BFG 13. 12. 2024, RV/7100927/2020
Sachverhalt
Im Streitjahr 2016 wurden 90 % der Anteile der ungarischen Gesellschaft B Kft von der in Österreich ansässigen Beschwerdeführerin (Bf) (GM GmbH) gehalten. Am 17. 2. 2016 wurde ein Gesellschafterbeschluss über die Gewinnausschüttung an die Bf iHv 445.139,54 € gefasst. Die Zahlung am 25. 7. 2016 betrug aufgrund eines unvorhersehbaren Wechselkursverfalls des HUF gegenüber dem Euro jedoch nur 430.821,94 €. Aufgrund einer internationalen Schachtelbeteiligung gem § 10 Abs 1 Z 7 KStG 1988 waren die Beteiligungserträge steuerfrei zu behandeln. Den Kursverlust iHv 14.317,60 € machte die Bf allerdings steuerlich als Betriebsausgabe geltend.
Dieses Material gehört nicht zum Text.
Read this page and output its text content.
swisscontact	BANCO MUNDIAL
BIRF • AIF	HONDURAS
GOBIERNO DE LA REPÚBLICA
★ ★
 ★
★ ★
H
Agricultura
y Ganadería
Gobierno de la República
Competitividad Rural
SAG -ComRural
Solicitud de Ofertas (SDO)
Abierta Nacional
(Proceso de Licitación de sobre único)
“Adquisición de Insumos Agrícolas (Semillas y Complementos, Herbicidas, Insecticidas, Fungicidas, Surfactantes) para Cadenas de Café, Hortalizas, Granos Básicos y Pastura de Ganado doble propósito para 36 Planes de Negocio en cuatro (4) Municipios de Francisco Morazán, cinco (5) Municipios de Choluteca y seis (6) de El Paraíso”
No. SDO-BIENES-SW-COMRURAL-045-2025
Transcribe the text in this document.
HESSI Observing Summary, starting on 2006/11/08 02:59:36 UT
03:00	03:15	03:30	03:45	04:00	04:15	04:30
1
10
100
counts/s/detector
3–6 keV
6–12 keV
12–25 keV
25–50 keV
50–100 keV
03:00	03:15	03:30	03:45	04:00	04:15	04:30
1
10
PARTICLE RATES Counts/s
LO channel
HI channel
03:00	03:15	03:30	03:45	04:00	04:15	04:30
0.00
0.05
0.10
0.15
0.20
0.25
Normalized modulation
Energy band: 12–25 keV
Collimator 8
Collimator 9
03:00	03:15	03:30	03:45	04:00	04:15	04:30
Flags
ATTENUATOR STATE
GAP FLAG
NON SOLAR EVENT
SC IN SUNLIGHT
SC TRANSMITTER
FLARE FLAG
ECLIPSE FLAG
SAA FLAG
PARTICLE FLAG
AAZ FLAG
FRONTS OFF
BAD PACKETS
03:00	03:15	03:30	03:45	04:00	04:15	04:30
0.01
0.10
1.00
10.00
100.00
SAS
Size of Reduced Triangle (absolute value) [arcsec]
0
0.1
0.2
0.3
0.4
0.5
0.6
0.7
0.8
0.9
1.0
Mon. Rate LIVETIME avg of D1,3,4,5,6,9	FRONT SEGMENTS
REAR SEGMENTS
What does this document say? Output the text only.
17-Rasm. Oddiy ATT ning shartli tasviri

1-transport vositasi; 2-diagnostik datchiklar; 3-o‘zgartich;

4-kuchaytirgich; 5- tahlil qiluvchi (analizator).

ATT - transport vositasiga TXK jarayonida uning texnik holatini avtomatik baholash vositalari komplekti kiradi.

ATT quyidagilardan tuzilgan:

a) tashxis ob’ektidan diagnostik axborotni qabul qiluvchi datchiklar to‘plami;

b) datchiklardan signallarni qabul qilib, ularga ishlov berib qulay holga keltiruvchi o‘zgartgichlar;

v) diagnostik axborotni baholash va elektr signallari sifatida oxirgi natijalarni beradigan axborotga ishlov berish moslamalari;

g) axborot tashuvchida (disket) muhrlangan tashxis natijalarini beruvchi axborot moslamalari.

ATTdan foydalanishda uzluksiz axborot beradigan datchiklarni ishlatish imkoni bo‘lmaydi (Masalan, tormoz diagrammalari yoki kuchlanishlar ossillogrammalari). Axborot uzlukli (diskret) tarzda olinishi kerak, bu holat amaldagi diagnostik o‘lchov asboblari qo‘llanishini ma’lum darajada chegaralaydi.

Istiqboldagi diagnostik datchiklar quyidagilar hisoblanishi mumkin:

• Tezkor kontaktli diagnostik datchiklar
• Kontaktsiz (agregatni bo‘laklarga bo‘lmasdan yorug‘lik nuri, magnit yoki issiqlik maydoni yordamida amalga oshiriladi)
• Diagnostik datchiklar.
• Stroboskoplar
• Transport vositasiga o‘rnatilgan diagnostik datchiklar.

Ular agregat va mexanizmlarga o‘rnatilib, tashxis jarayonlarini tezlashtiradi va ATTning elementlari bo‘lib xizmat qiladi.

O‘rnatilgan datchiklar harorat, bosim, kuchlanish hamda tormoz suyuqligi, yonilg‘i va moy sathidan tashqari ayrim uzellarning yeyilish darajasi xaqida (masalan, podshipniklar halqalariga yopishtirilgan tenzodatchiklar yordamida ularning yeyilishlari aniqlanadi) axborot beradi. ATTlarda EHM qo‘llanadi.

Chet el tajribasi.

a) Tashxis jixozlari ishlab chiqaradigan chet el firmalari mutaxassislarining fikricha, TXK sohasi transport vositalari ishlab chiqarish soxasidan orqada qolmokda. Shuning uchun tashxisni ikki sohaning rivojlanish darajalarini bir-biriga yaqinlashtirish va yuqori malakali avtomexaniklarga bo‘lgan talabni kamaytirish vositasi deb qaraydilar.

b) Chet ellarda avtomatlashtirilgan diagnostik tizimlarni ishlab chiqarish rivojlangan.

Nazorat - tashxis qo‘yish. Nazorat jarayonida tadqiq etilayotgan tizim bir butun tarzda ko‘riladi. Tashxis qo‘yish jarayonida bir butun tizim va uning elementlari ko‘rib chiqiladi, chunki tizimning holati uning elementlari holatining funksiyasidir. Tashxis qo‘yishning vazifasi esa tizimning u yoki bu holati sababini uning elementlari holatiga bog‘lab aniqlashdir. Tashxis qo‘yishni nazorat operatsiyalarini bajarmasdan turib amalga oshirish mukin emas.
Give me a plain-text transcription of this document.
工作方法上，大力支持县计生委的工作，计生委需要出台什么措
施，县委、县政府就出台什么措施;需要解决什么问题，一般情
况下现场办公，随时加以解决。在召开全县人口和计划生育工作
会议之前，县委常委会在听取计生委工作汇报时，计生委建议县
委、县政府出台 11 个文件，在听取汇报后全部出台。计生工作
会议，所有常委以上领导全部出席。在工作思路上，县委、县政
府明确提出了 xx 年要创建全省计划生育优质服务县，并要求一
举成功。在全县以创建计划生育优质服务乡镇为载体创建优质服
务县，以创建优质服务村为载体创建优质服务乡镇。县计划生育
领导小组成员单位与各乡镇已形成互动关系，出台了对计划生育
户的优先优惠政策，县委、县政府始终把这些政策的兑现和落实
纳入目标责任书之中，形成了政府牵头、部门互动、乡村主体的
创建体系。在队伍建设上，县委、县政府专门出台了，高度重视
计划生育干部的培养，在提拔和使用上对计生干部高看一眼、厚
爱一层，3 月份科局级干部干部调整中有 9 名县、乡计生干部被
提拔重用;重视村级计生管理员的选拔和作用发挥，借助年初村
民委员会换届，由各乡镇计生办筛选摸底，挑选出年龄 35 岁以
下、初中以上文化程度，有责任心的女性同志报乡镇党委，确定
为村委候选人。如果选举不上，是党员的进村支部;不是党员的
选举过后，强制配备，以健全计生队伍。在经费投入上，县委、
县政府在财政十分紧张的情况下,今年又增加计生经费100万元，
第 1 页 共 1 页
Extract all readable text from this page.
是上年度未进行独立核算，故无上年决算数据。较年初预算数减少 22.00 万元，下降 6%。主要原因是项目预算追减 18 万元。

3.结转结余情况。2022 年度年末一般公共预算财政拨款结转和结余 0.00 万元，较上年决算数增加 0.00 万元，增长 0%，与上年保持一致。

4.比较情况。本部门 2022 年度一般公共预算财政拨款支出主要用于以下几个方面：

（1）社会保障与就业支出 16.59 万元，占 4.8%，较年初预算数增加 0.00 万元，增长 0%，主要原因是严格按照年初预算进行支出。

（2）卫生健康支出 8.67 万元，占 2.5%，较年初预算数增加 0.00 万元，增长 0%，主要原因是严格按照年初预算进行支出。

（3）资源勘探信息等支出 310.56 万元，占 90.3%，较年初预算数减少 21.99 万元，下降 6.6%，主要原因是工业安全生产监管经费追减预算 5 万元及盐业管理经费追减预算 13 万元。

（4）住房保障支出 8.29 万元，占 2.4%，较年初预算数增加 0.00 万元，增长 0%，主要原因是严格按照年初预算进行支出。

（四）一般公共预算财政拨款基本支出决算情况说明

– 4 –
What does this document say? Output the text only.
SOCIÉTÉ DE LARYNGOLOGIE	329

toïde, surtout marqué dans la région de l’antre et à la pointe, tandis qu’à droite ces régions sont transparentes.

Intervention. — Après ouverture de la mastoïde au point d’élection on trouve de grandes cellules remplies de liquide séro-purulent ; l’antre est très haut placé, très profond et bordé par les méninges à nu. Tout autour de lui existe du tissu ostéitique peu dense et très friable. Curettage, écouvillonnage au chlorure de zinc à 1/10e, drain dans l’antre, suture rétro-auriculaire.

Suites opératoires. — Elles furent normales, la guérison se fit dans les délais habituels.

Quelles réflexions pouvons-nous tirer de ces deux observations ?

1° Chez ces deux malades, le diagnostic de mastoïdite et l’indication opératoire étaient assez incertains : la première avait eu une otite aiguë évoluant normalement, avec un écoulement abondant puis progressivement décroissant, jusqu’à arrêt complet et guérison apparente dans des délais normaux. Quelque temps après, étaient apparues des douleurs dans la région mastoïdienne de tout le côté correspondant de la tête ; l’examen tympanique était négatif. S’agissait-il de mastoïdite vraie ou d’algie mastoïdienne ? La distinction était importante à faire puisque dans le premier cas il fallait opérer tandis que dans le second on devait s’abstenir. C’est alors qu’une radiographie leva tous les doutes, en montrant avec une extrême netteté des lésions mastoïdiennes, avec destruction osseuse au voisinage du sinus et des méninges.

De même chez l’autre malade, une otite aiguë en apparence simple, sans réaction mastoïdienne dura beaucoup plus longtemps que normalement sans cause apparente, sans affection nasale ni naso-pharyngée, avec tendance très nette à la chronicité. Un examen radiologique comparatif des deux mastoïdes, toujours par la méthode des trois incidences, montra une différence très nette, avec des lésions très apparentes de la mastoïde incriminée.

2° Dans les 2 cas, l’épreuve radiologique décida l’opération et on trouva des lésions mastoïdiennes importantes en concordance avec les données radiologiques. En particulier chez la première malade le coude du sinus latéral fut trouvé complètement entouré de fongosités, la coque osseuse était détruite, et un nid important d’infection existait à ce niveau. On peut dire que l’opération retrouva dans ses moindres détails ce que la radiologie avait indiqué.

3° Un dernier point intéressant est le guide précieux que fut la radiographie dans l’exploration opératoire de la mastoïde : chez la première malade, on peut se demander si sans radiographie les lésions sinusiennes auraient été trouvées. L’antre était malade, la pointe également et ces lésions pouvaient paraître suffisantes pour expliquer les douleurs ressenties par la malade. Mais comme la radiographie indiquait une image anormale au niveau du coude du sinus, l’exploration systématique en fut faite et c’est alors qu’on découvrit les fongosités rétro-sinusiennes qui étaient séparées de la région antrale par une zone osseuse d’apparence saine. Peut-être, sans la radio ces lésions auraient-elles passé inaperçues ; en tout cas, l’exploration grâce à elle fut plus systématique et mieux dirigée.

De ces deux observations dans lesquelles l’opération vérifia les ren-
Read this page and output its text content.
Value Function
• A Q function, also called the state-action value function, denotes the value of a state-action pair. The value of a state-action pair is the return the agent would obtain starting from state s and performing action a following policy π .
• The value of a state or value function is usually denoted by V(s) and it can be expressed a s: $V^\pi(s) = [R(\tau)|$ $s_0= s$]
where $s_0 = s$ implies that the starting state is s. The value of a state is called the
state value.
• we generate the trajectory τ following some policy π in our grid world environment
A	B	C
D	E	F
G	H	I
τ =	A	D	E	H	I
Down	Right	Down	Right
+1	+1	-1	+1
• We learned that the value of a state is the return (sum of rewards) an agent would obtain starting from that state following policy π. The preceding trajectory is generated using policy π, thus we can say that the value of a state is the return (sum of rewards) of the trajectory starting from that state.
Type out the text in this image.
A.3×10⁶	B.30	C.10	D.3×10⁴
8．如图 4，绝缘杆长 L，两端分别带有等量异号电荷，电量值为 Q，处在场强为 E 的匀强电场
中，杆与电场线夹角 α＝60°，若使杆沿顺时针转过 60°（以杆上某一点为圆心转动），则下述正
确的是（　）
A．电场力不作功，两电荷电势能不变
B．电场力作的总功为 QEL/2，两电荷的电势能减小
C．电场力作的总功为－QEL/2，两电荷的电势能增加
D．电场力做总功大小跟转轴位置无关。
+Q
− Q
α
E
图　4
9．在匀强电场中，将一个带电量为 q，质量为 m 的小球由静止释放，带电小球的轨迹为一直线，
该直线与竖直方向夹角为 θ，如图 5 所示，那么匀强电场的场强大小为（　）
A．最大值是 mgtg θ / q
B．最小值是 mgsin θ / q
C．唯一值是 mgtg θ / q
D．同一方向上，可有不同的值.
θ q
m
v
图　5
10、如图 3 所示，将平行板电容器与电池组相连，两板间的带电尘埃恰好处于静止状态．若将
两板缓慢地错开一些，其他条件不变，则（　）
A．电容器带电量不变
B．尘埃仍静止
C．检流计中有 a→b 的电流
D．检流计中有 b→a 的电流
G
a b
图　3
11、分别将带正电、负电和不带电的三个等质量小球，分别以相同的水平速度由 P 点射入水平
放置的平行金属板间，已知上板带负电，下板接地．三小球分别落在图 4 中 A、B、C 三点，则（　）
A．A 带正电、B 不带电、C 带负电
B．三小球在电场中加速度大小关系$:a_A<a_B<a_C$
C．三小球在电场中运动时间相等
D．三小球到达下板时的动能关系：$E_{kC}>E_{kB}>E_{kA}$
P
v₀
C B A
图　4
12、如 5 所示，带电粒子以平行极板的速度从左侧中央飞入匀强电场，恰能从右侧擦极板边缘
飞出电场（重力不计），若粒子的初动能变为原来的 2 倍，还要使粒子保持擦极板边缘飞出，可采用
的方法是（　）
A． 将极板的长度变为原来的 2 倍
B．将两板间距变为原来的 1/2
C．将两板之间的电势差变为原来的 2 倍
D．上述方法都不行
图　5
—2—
Zudem hielt die Bf eine mehr als 50 %ige Beteiligung an der tschechischen T s.r.o. Diese wurde im Jahr 2016 an einen fremden Dritten veräußert. Die Beteiligung war eine nicht optierte internationale Schachtelbeteiligung (§ 10 Abs 2 KStG 1988), deren Veräußerungsgewinn gem § 10 Abs 3 leg cit steuerfrei behandelt wurde. Am 20. 4. 2016 wurde noch ein Ausschüttungsbeschluss zugunsten der Bf gefasst. Da die T s.r.o. nicht über genügend Liquidität verfügte, um die Dividendenausschüttung vorzunehmen, gewährte die Bf ihr für die Zwischenfinanzierung der Ausschüttung ein kurzfristig verzinstes Darlehen iHv 202.509,62 €. Die T s.r.o war somit im Zeitpunkt der Gewährung des Darlehens eine Tochtergesellschaft der Bf, aber nicht mehr im Zeitpunkt der Rückzahlung des Darlehens. Am 8. 9. 2016 wurde das Darlehen an die Bf zurückgezahlt, doch aufgrund des Wechselkursverfalls zwischen der Gewährung und Rückzahlung des Darlehens betrug die Rückzahlung nur mehr 197.205,52 €. Der Unterschiedsbetrag iHv 5.304,10 € wurde als Betriebsausgabe erfasst.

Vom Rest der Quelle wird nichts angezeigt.